Mother asked if I had been to school.

The first answer with 'had gone' is the better one here because it reflects the usage of 'go' in your question. Generally speaking, in reported speech, the basic forms of 'had gone' could be: 'went, has/have gone or had gone'. The basic forms of 'had been' are: 'has/have been, were/was or had been'. 

BTW, some people would argue that 'had been' is the better answer because it refers to going and returning, but this is not the case here. Here, we backshift the verb that is found in the direct speech and -of course- 'go' is completely different from 'be'. 

 

Last edited by ahmed_btm
Abdul Rahman posted:

I really needed the editors' answer not just  the non-native members'.

Hi, Abdul,

I endorse Ahmed's answer. Sometimes non-native members' replies help, especially if provided by experienced teachers like Ahmed. Actually, I am a non-native teacher and translator myself.

Abdul Rahman posted:

Anyway, I know that we can use "went" or "had gone"

"went" would be wrong, and would only be accepted in the reported version of this question:

- Do you go to school?

Last edited by Gustavo, Contributor

Hello, sir.

I really appreciate every help from anyone. However, I resorted to this site for its "native" experts.

We resort to this site as a trustworthy one as we, second language learners, may argue about some kind of a rule.

* Concerning the use of "had gone", not "went", I learnt that the past simple tense can be changed into past perfect or it can be kept unchanged.

Thanks, all

Abdul Rahman posted:

I really appreciate every help from anyone. However, I resorted to this site for its "native" experts.

We resort to this site as a trustworthy one as we, second language learners, may argue about some kind of a rule.

Hello, Abdul Rahman. You are welcome here at the Grammar Exchange, but please be respectful of any responses you receive. Please do not object to an answer if you suspect that it has been given by a nonnative speaker of English, especially if it has come from an official contributor at this site, such as Gustavo.

This forum is moderated (by me, a native speaker of English) and answers are inspected for accuracy by native speakers. When an answer has been given that is grammatically inaccurate, or which is grammatically accurate but does not conform to native usage, then it will (almost without exception) be corrected.

Gustavo, Contributor posted:

Abdul Rahman posted:

Anyway, I know that we can use "went" or "had gone"

"went" would be wrong, and would only be accepted in the reported version of this question:

- Do you go to school?

Gustavo is right that "went" would be wrong—for the reason he has given.

Abdul Rahman posted:
* Concerning the use of "had gone", not "went", I learnt that the past simple tense can be changed into past perfect or it can be kept unchanged.

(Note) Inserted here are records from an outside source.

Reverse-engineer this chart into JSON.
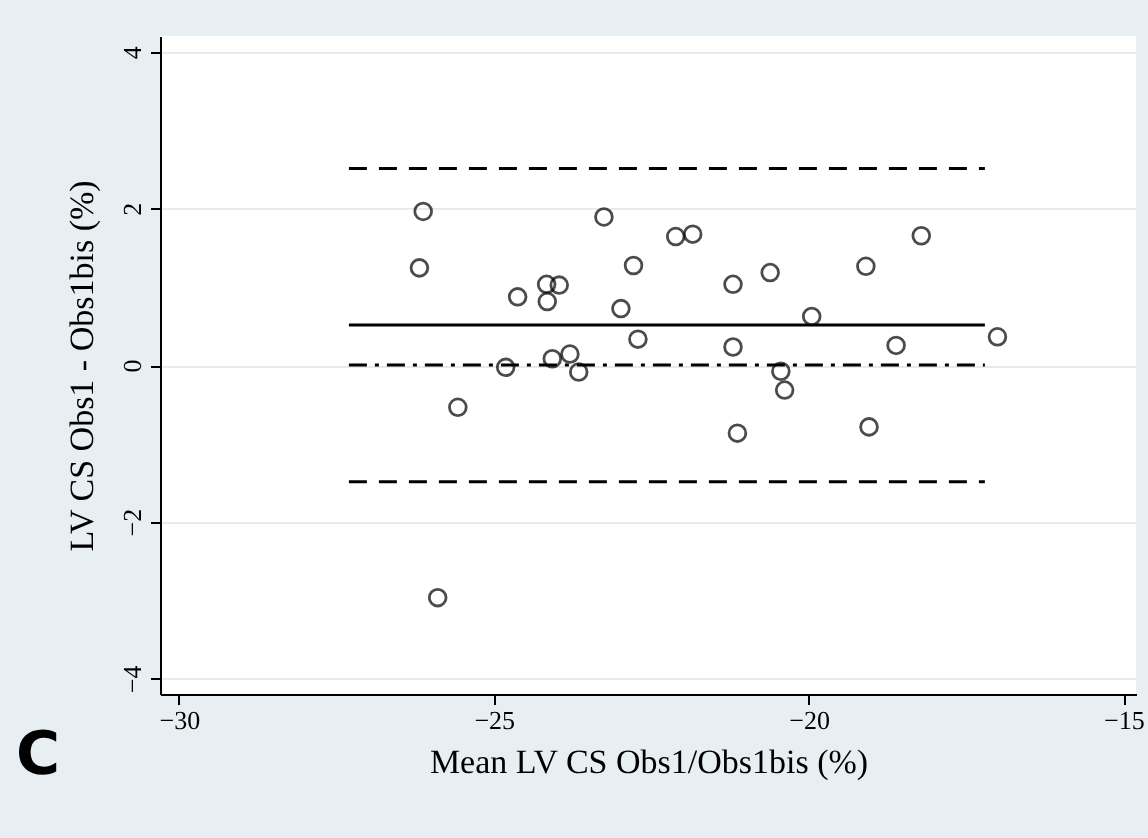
{
  "chart_data": {
    "type": "scatter",
    "xlabel": "Mean LV CS Obs1/Obs1bis (%)",
    "ylabel": "LV CS Obs1 - Obs1bis (%)",
    "xlim": [
      -30.3,
      -14.8
    ],
    "xticks": [
      -30,
      -25,
      -20,
      -15
    ],
    "ylim": [
      -4.2,
      4.2
    ],
    "yticks": [
      -4,
      -2,
      0,
      2,
      4
    ],
    "grid": "y",
    "marker": "circle",
    "annotations": [
      "C"
    ],
    "series": [
      {
        "color": "#000000",
        "x": [
          -26.12,
          -26.18,
          -24.62,
          -24.16,
          -23.96,
          -24.15,
          -23.25,
          -22.98,
          -22.78,
          -22.71,
          -24.81,
          -24.07,
          -23.79,
          -23.65,
          -25.57,
          -25.89,
          -22.11,
          -21.84,
          -21.2,
          -20.61,
          -21.2,
          -19.95,
          -20.44,
          -20.38,
          -21.13,
          -19.09,
          -18.21,
          -18.61,
          -19.04,
          -17.0
        ],
        "values": [
          1.96,
          1.24,
          0.87,
          1.03,
          1.02,
          0.81,
          1.89,
          0.72,
          1.27,
          0.33,
          -0.03,
          0.08,
          0.14,
          -0.09,
          -0.54,
          -2.97,
          1.64,
          1.67,
          1.03,
          1.18,
          0.23,
          0.62,
          -0.08,
          -0.32,
          -0.87,
          1.26,
          1.65,
          0.25,
          -0.79,
          0.36
        ]
      },
      {
        "type": "line",
        "color": "#000000",
        "line_style": "dashed",
        "marker": "none",
        "x": [
          -27.3,
          -17.2
        ],
        "values": [
          2.51,
          2.51
        ]
      },
      {
        "type": "line",
        "color": "#000000",
        "line_style": "solid",
        "marker": "none",
        "x": [
          -27.3,
          -17.2
        ],
        "values": [
          0.51,
          0.51
        ]
      },
      {
        "type": "line",
        "color": "#000000",
        "line_style": "dashdot",
        "marker": "none",
        "x": [
          -27.3,
          -17.2
        ],
        "values": [
          0,
          0
        ]
      },
      {
        "type": "line",
        "color": "#000000",
        "line_style": "dashed",
        "marker": "none",
        "x": [
          -27.3,
          -17.2
        ],
        "values": [
          -1.49,
          -1.49
        ]
      }
    ]
  }
}
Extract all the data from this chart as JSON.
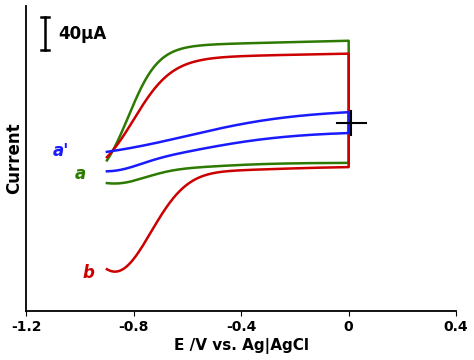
{
  "title": "",
  "xlabel": "E /V vs. Ag|AgCl",
  "ylabel": "Current",
  "xlim": [
    -1.2,
    0.4
  ],
  "ylim": [
    -1.0,
    1.6
  ],
  "background_color": "#ffffff",
  "scalebar_text": "40μA",
  "curve_colors": {
    "blue": "#1a1aff",
    "green": "#2d7a00",
    "red": "#cc0000"
  },
  "labels": {
    "a_prime": "a'",
    "a": "a",
    "b": "b"
  },
  "xticks": [
    -1.2,
    -0.8,
    -0.4,
    0.0,
    0.4
  ]
}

What you learned was incomplete. With stative verbs or with verb phrases that can be understood to express habits, the use of the simple past instead of the "backshifted" past-perfect form is not always a viable choice.

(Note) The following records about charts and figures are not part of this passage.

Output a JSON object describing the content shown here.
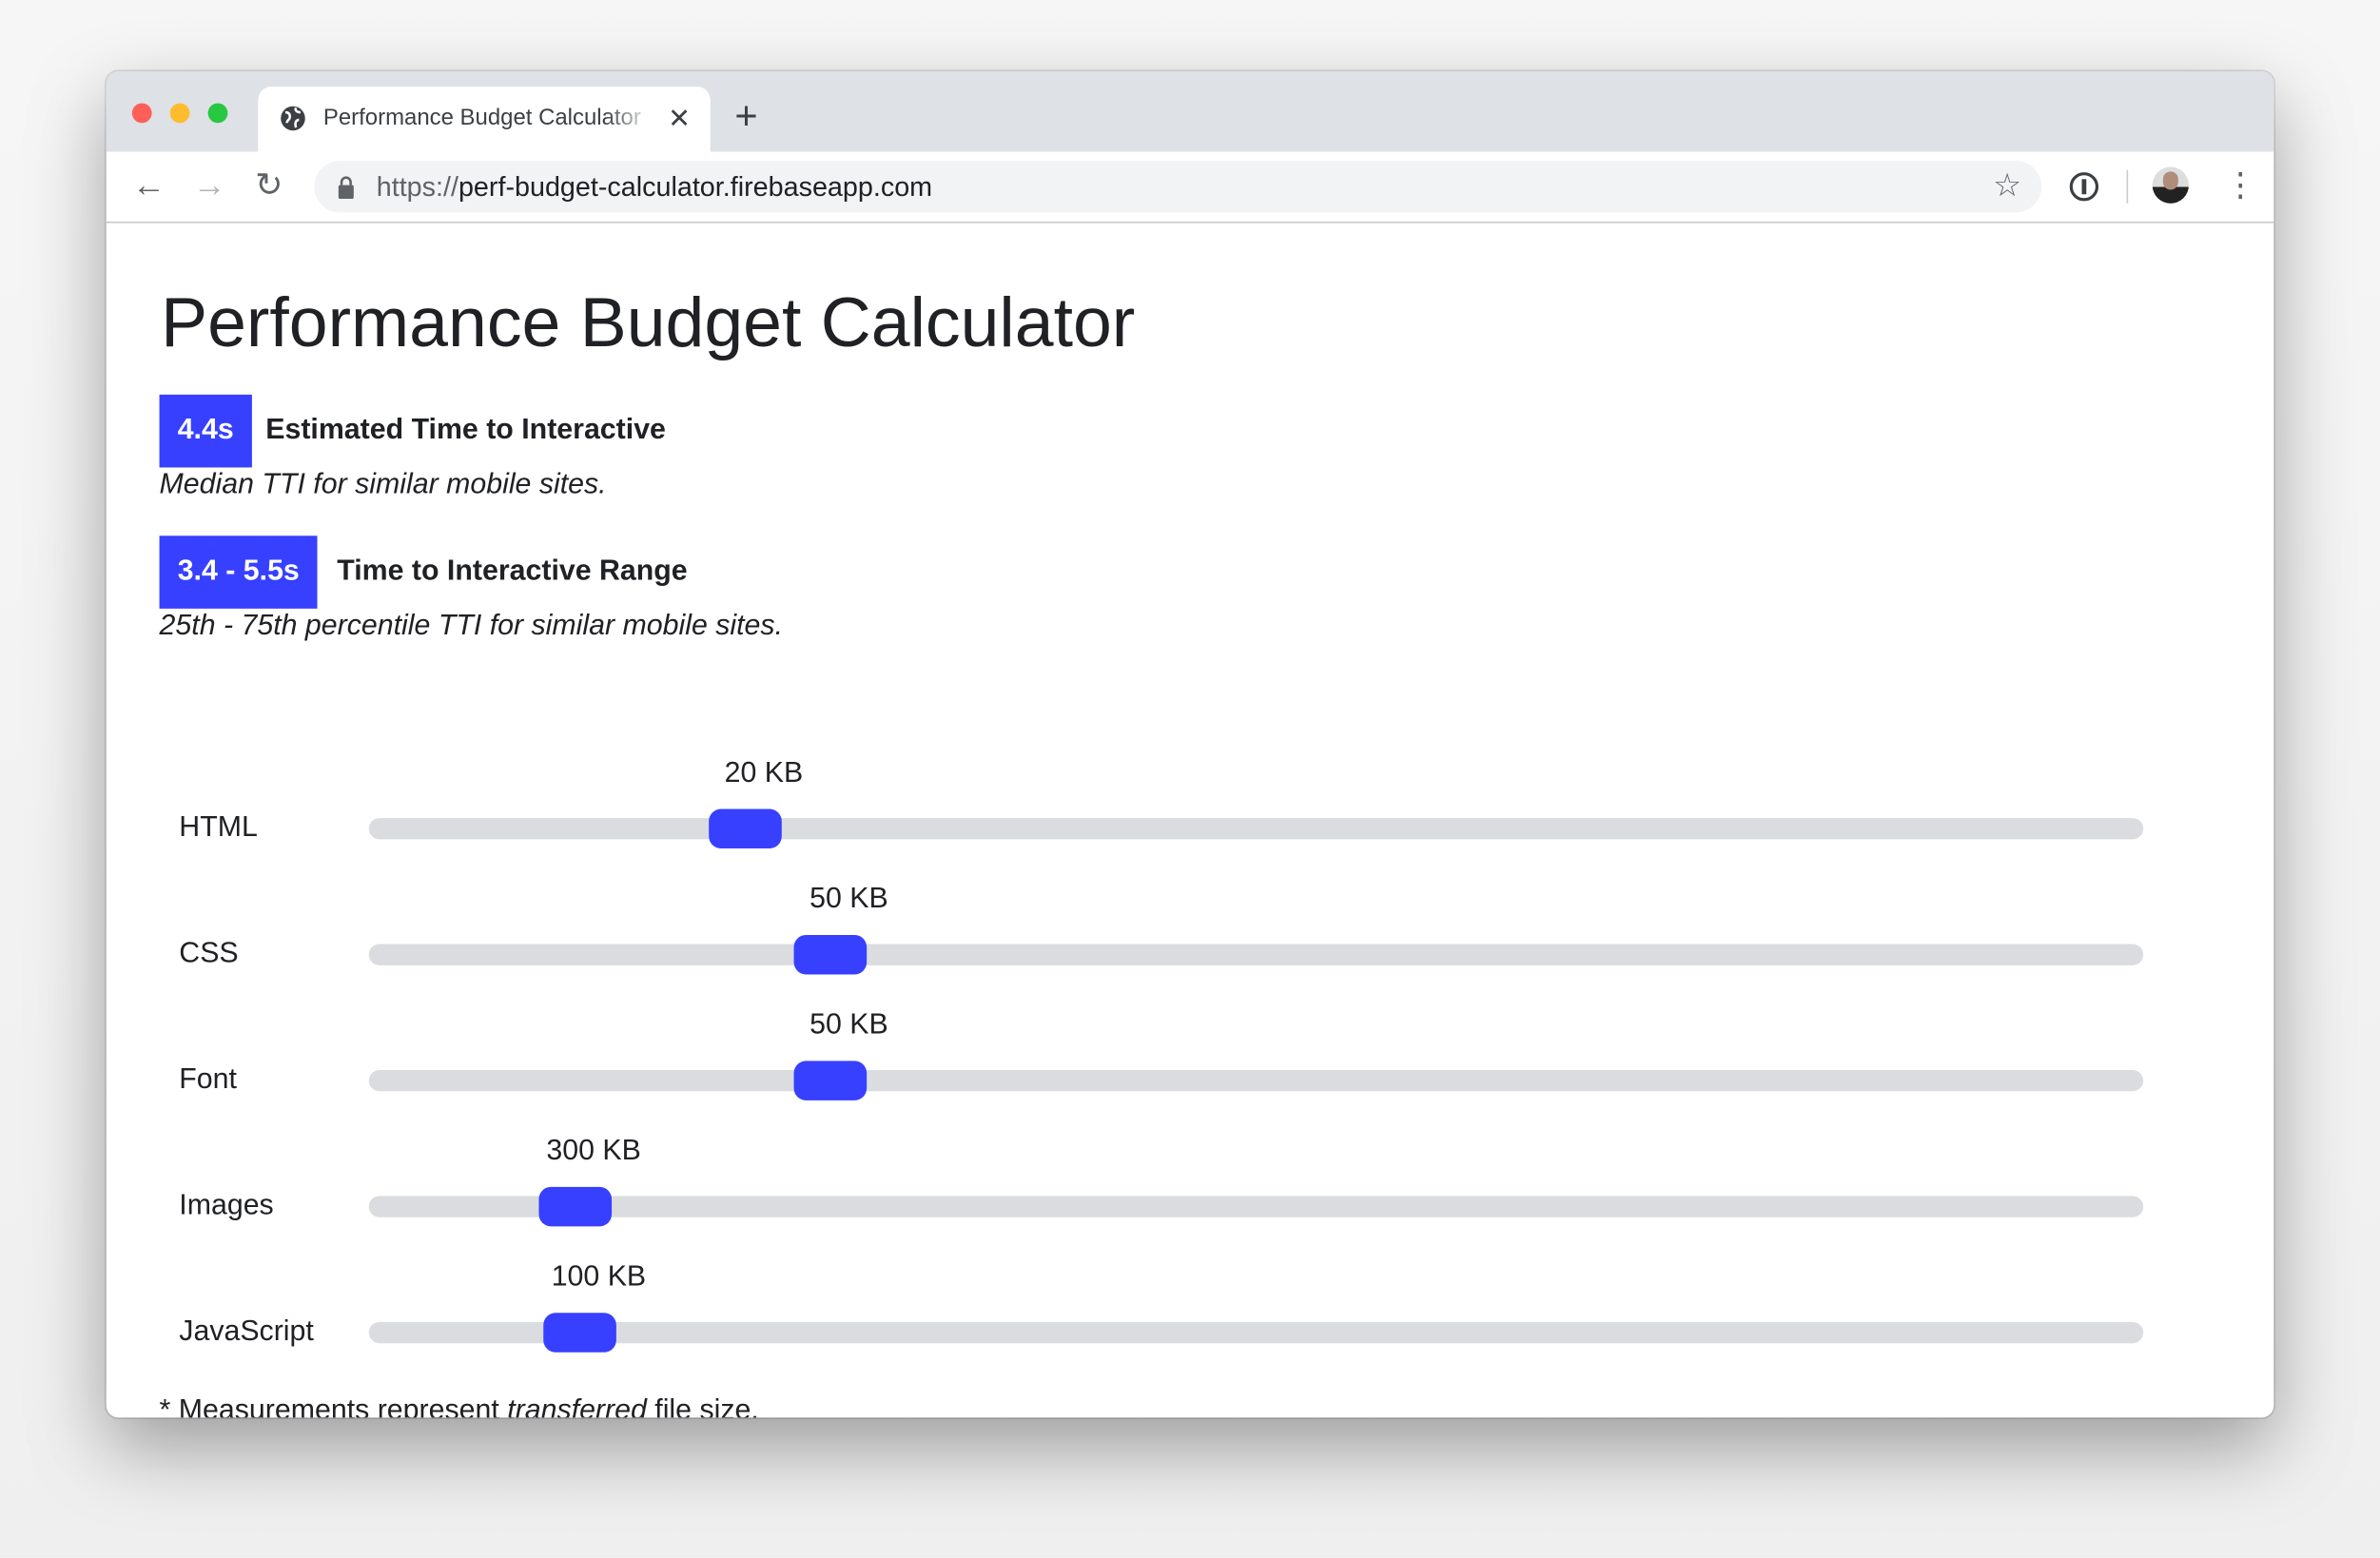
{
  "browser": {
    "tab_title": "Performance Budget Calculator",
    "url_scheme": "https://",
    "url_host": "perf-budget-calculator.firebaseapp.com",
    "icons": [
      "globe-icon",
      "close-icon",
      "new-tab-icon",
      "back-icon",
      "forward-icon",
      "reload-icon",
      "lock-icon",
      "star-icon",
      "password-manager-icon",
      "avatar",
      "more-icon"
    ]
  },
  "page": {
    "title": "Performance Budget Calculator",
    "metrics": [
      {
        "badge": "4.4s",
        "label": "Estimated Time to Interactive",
        "description": "Median TTI for similar mobile sites."
      },
      {
        "badge": "3.4 - 5.5s",
        "label": "Time to Interactive Range",
        "description": "25th - 75th percentile TTI for similar mobile sites."
      }
    ],
    "sliders": [
      {
        "label": "HTML",
        "value": "20 KB",
        "position_percent": 20
      },
      {
        "label": "CSS",
        "value": "50 KB",
        "position_percent": 25
      },
      {
        "label": "Font",
        "value": "50 KB",
        "position_percent": 25
      },
      {
        "label": "Images",
        "value": "300 KB",
        "position_percent": 10
      },
      {
        "label": "JavaScript",
        "value": "100 KB",
        "position_percent": 10.3
      }
    ],
    "footnote": {
      "prefix": "* Measurements represent ",
      "emphasis": "transferred",
      "suffix": " file size."
    }
  },
  "colors": {
    "accent": "#3740ff",
    "track": "#dadce0",
    "tabbar": "#dee1e6"
  }
}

There would need to be a past-time adverbial in this case: "Mother asked if I went to school today/yesterday" would be OK, because it would then be clear that she was asking about a single completed event of going to school.

But "Mother asked if I went to school" will naturally be understood as equivalent to "Mother asked, 'Do you go to school?," just as "Mother asked if I was ill" would be understood as relating to "Mother asked, "Are you ill?"

Last edited by David, Moderator

Thanks a lot, sir.

I'm really sorry but I didn't mean to offend Mr. Gustavo or anyone at all. 

I was just trying to point out why I resorted to your site., maybe I was unable to convey it in a proper, right way. 

My reply, the first one, meant that I really needed your answer, not a second language learner like me or Mr. Ahmed. We, learners, have some argument concerning some rule and the only way is to come here for your final, trusted answer. 

I didn't object to Mr. Gustavo's reply at all. 

I hope I could clear it up, sir. 

Last edited by Abdul Rahman
Abdul Rahman posted:
I hope I could clear it up, sir. 

Thank you, Abdul. Just be careful when you feel tempted to think of all nonnative speakers of English as "learners." You may not realize this, but some of the greatest users of the English language have been nonnative speakers. I think in particular of novelists like Joseph Conrad and Vladimir Nabokov, writers from whom most native speakers could have taken lessons.